Kalseldaily.com Batola – Pemerintah Kabupaten Barito Kuala kembali menggelar apel rutin Aparatur Sipil Negara (ASN) di halaman Kantor Bupati Barito Kuala, Senin (19/1/2026). Apel tersebut dipimpin Kepala Dinas Koperasi dan Perdagangan Kabupaten Barito Kuala, Hery Sasmita, selaku pembina apel.
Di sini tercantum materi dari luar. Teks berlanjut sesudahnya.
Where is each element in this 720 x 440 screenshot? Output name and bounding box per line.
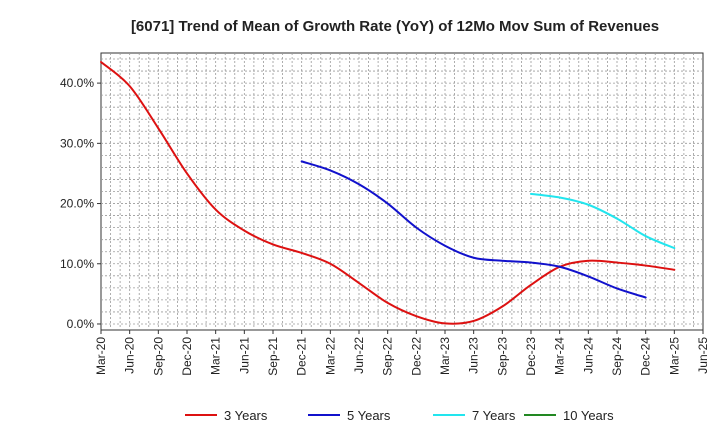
x-tick-label: Jun-25: [696, 337, 710, 374]
legend: 3 Years 5 Years 7 Years 10 Years: [185, 408, 614, 423]
x-tick-label: Jun-21: [237, 337, 251, 374]
y-tick-label: 0.0%: [67, 317, 95, 331]
series-line-5-years: [300, 160, 647, 299]
chart-title: [6071] Trend of Mean of Growth Rate (YoY…: [131, 18, 659, 35]
x-tick-label: Jun-23: [467, 337, 481, 374]
x-tick-label: Jun-24: [581, 337, 595, 374]
legend-label-5-years: 5 Years: [347, 408, 391, 423]
x-tick-label: Sep-24: [610, 337, 624, 376]
x-tick-label: Sep-20: [151, 337, 165, 376]
y-tick-label: 40.0%: [60, 76, 94, 90]
series-line-3-years: [100, 61, 676, 325]
x-tick-label: Mar-21: [209, 337, 223, 375]
x-tick-label: Jun-20: [123, 337, 137, 374]
x-tick-label: Sep-23: [495, 337, 509, 376]
legend-label-3-years: 3 Years: [224, 408, 268, 423]
series-lines: [100, 61, 676, 325]
y-tick-label: 30.0%: [60, 136, 94, 150]
grid: [100, 52, 704, 331]
legend-label-7-years: 7 Years: [472, 408, 516, 423]
x-tick-label: Sep-22: [381, 337, 395, 376]
x-tick-label: Mar-23: [438, 337, 452, 375]
x-tick-label: Dec-20: [180, 337, 194, 376]
x-tick-label: Sep-21: [266, 337, 280, 376]
y-tick-label: 10.0%: [60, 257, 94, 271]
axes: 0.0% 10.0% 20.0% 30.0% 40.0% Mar-20 Jun-20 Sep-…: [60, 76, 710, 376]
x-tick-label: Jun-22: [352, 337, 366, 374]
x-tick-label: Dec-21: [295, 337, 309, 376]
x-tick-label: Mar-25: [667, 337, 681, 375]
series-line-7-years: [530, 192, 676, 250]
x-tick-label: Dec-23: [524, 337, 538, 376]
x-tick-label: Dec-24: [639, 337, 653, 376]
x-tick-label: Dec-22: [409, 337, 423, 376]
legend-label-10-years: 10 Years: [563, 408, 614, 423]
x-tick-label: Mar-20: [94, 337, 108, 375]
y-tick-label: 20.0%: [60, 197, 94, 211]
x-tick-label: Mar-22: [323, 337, 337, 375]
x-tick-label: Mar-24: [553, 337, 567, 375]
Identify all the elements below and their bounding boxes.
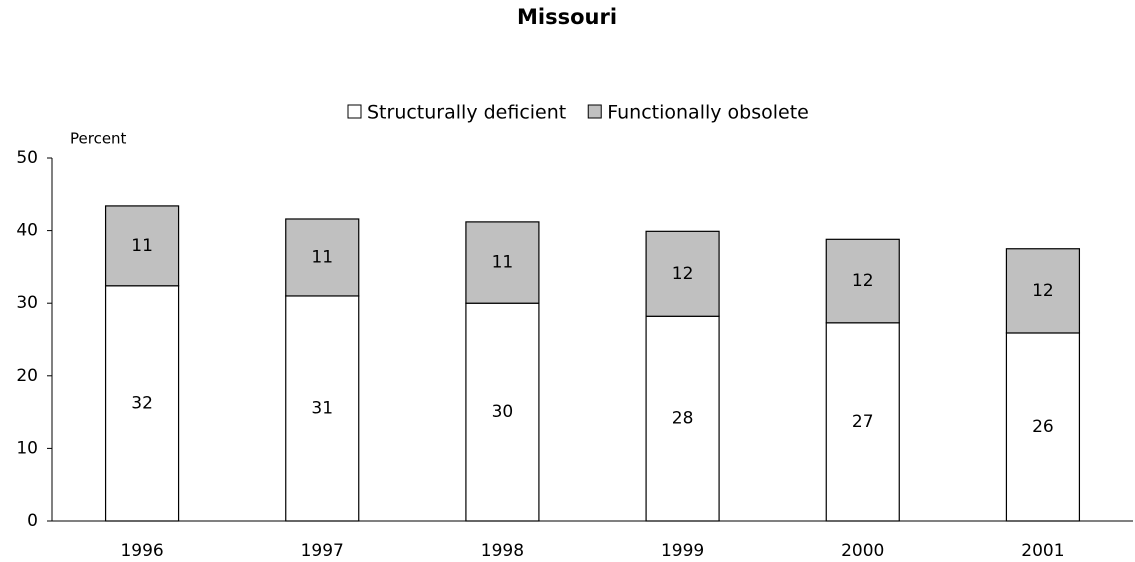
data-label: 28 <box>672 409 694 429</box>
data-label: 11 <box>492 253 514 273</box>
y-tick-label: 0 <box>27 511 38 531</box>
x-tick-label: 2001 <box>1021 541 1064 561</box>
bar-segment <box>285 218 360 297</box>
legend-label: Functionally obsolete <box>607 102 809 124</box>
data-label: 27 <box>852 412 874 432</box>
x-tick-label: 2000 <box>841 541 884 561</box>
legend-swatch <box>587 104 602 119</box>
data-label: 26 <box>1032 417 1054 437</box>
data-label: 30 <box>492 402 514 422</box>
x-tick-label: 1998 <box>481 541 524 561</box>
y-tick-label: 20 <box>16 366 38 386</box>
x-tick-label: 1997 <box>301 541 344 561</box>
data-label: 11 <box>131 236 153 256</box>
legend-label: Structurally deficient <box>367 102 566 124</box>
bar-segment <box>1005 332 1081 522</box>
y-tick-label: 40 <box>16 221 38 241</box>
bar-segment <box>465 221 540 304</box>
bar-segment <box>465 302 540 522</box>
y-tick-label: 30 <box>16 293 38 313</box>
x-tick-label: 1996 <box>120 541 163 561</box>
bar-segment <box>825 238 900 324</box>
data-label: 12 <box>1032 281 1054 301</box>
data-label: 12 <box>852 271 874 291</box>
bar-segment <box>104 205 180 287</box>
x-tick-label: 1999 <box>661 541 704 561</box>
bar-segment <box>1005 248 1081 334</box>
data-label: 11 <box>311 247 333 267</box>
bar-segment <box>645 230 720 317</box>
y-axis-label: Percent <box>70 130 127 148</box>
data-label: 12 <box>672 264 694 284</box>
y-tick-label: 50 <box>16 148 38 168</box>
y-tick-label: 10 <box>16 438 38 458</box>
data-label: 31 <box>311 398 333 418</box>
bar-segment <box>104 285 180 522</box>
data-label: 32 <box>131 393 153 413</box>
chart-title: Missouri <box>517 5 617 29</box>
bar-segment <box>825 322 900 522</box>
bar-segment <box>285 295 360 522</box>
legend-swatch <box>347 104 362 119</box>
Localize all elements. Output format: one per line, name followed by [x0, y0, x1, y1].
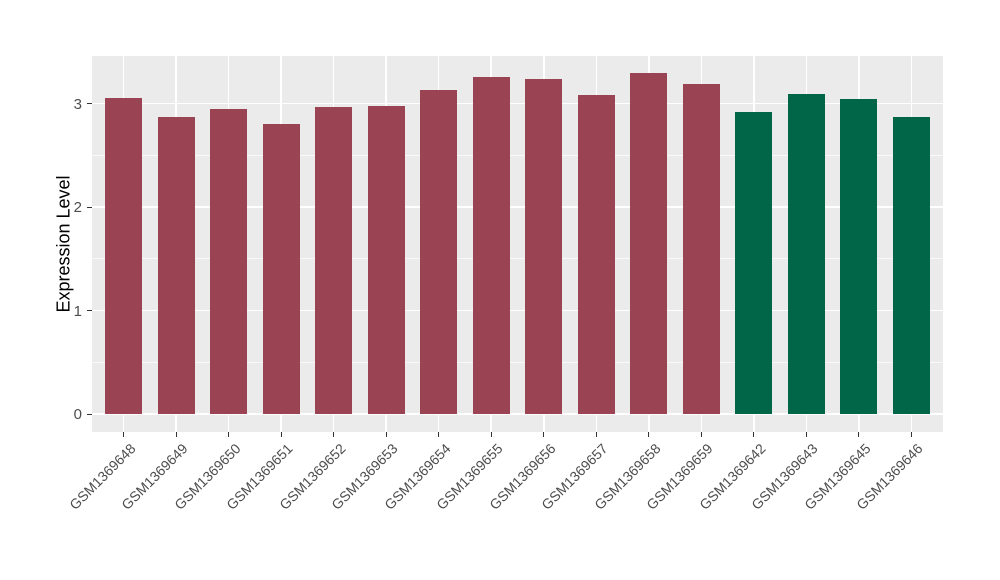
bar-GSM1369659 — [682, 83, 720, 414]
x-tick-mark — [175, 432, 177, 437]
major-gridline — [92, 102, 943, 105]
y-tick-mark — [87, 103, 92, 104]
x-tick-mark — [280, 432, 282, 437]
x-tick-mark — [543, 432, 545, 437]
bar-GSM1369649 — [157, 116, 195, 414]
bar-GSM1369656 — [525, 78, 563, 414]
x-tick-mark — [123, 432, 125, 437]
x-tick-mark — [595, 432, 597, 437]
x-tick-mark — [490, 432, 492, 437]
y-tick-label-0: 0 — [73, 406, 82, 423]
bar-GSM1369642 — [735, 111, 773, 414]
x-tick-mark — [700, 432, 702, 437]
major-gridline — [92, 413, 943, 415]
bar-GSM1369651 — [262, 124, 300, 414]
minor-gridline — [92, 154, 943, 156]
bar-GSM1369643 — [787, 94, 825, 414]
x-tick-mark — [858, 432, 860, 437]
y-tick-mark — [87, 206, 92, 208]
y-axis-title: Expression Level — [53, 175, 74, 313]
minor-gridline — [92, 361, 943, 363]
y-tick-mark — [87, 413, 92, 415]
x-tick-mark — [648, 432, 650, 437]
x-tick-mark — [805, 432, 807, 437]
x-tick-mark — [438, 432, 440, 437]
x-tick-mark — [228, 432, 230, 437]
minor-gridline — [92, 258, 943, 260]
bar-GSM1369650 — [210, 108, 248, 414]
x-tick-mark — [333, 432, 335, 437]
x-tick-mark — [910, 432, 912, 437]
bar-GSM1369645 — [840, 99, 878, 414]
major-gridline — [92, 309, 943, 312]
bar-GSM1369654 — [420, 90, 458, 414]
x-tick-mark — [385, 432, 387, 437]
major-gridline — [92, 206, 943, 208]
y-tick-label-3: 3 — [73, 95, 82, 113]
bar-GSM1369657 — [577, 95, 615, 414]
bar-GSM1369655 — [472, 76, 510, 414]
bar-GSM1369658 — [630, 73, 668, 414]
bar-GSM1369652 — [315, 106, 353, 414]
x-tick-mark — [753, 432, 755, 437]
bar-GSM1369646 — [892, 116, 930, 414]
y-tick-mark — [87, 310, 92, 311]
bar-GSM1369653 — [367, 105, 405, 414]
y-tick-label-2: 2 — [73, 199, 82, 216]
bar-GSM1369648 — [105, 98, 143, 414]
y-tick-label-1: 1 — [73, 302, 82, 320]
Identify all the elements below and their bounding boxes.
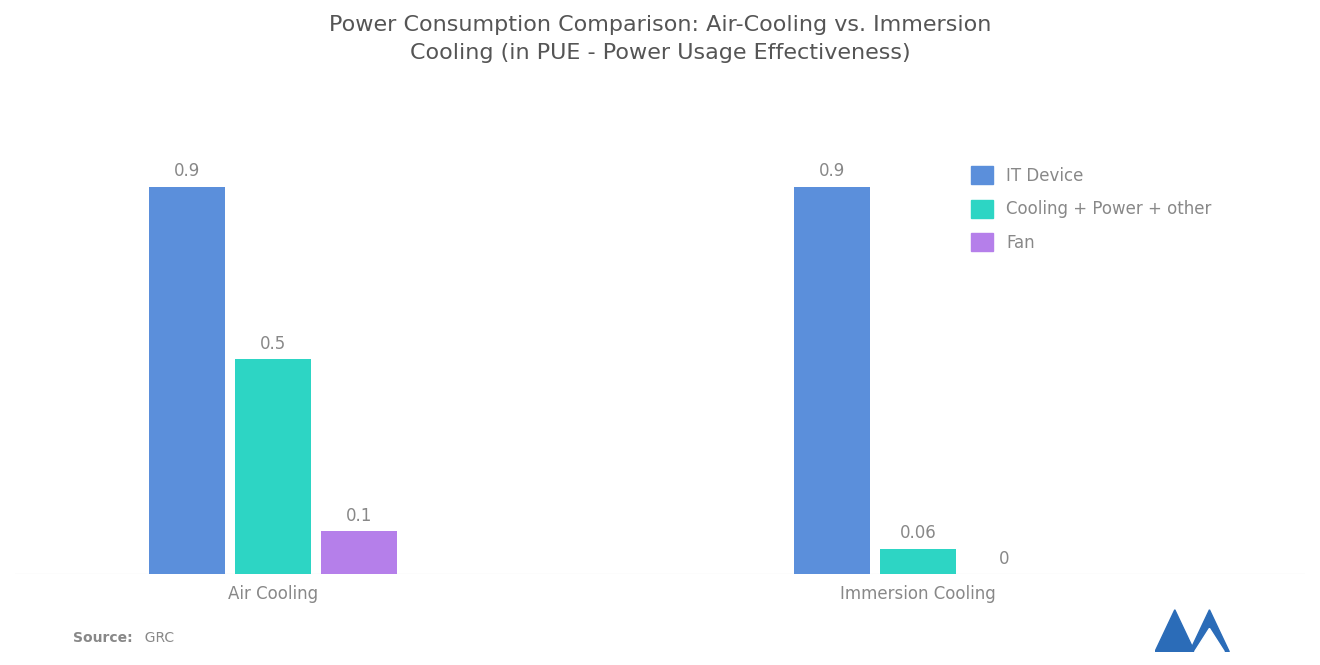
Text: 0.9: 0.9 [174, 162, 201, 180]
Bar [235, 359, 310, 575]
Text: 0.06: 0.06 [900, 524, 936, 542]
Bar [795, 187, 870, 575]
Polygon shape [1155, 610, 1195, 652]
Bar [321, 531, 397, 575]
Bar [880, 549, 956, 575]
Text: GRC: GRC [136, 630, 174, 645]
Polygon shape [1189, 610, 1229, 652]
Text: 0.1: 0.1 [346, 507, 372, 525]
Bar [149, 187, 224, 575]
Text: 0.9: 0.9 [818, 162, 845, 180]
Text: 0: 0 [999, 550, 1010, 568]
Title: Power Consumption Comparison: Air-Cooling vs. Immersion
Cooling (in PUE - Power : Power Consumption Comparison: Air-Coolin… [329, 15, 991, 63]
Text: Source:: Source: [73, 630, 132, 645]
Text: 0.5: 0.5 [260, 334, 286, 352]
Legend: IT Device, Cooling + Power + other, Fan: IT Device, Cooling + Power + other, Fan [972, 166, 1212, 252]
Polygon shape [1195, 628, 1225, 652]
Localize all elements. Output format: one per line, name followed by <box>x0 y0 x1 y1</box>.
Dalam amanatnya, Hery menyampaikan bahwa pemerintah daerah menghadapi tantangan cukup berat pada tahun anggaran 2026. Hal ini menyusul penurunan dana transfer dari pemerintah pusat yang mencapai lebih dari Rp250 miliar. Kondisi tersebut berpotensi memengaruhi struktur Anggaran Pendapatan dan Belanja Daerah (APBD) Kabupaten Barito Kuala yang pada 2025 berada di angka Rp1,9 triliun.
Pemerintah daerah menargetkan APBD 2026 minimal tetap berada pada angka yang sama. Namun, menurut Hery, berkurangnya dana transfer pusat membuat daerah harus bekerja lebih keras untuk menutup kekurangan tersebut melalui peningkatan Pendapatan Asli Daerah (PAD).
“Kita perlu menyadari struktur APBD kita. Jika pada 2025 APBD kita berada di angka 1,9 triliun, maka di 2026 kita berharap minimal tetap sama. Namun, dengan berkurangnya dana transfer pusat, kita memerlukan tambahan PAD yang sangat besar untuk menutup celah tersebut,” ujarnya.
Untuk menyikapi kondisi itu, Dinas Koperasi dan Perdagangan (Diskoperindag) Barito Kuala telah menyiapkan dua langkah strategis pada 2026, yakni meningkatkan potensi PAD serta memperkuat daya saing koperasi, UMKM, dan pelaku usaha daerah.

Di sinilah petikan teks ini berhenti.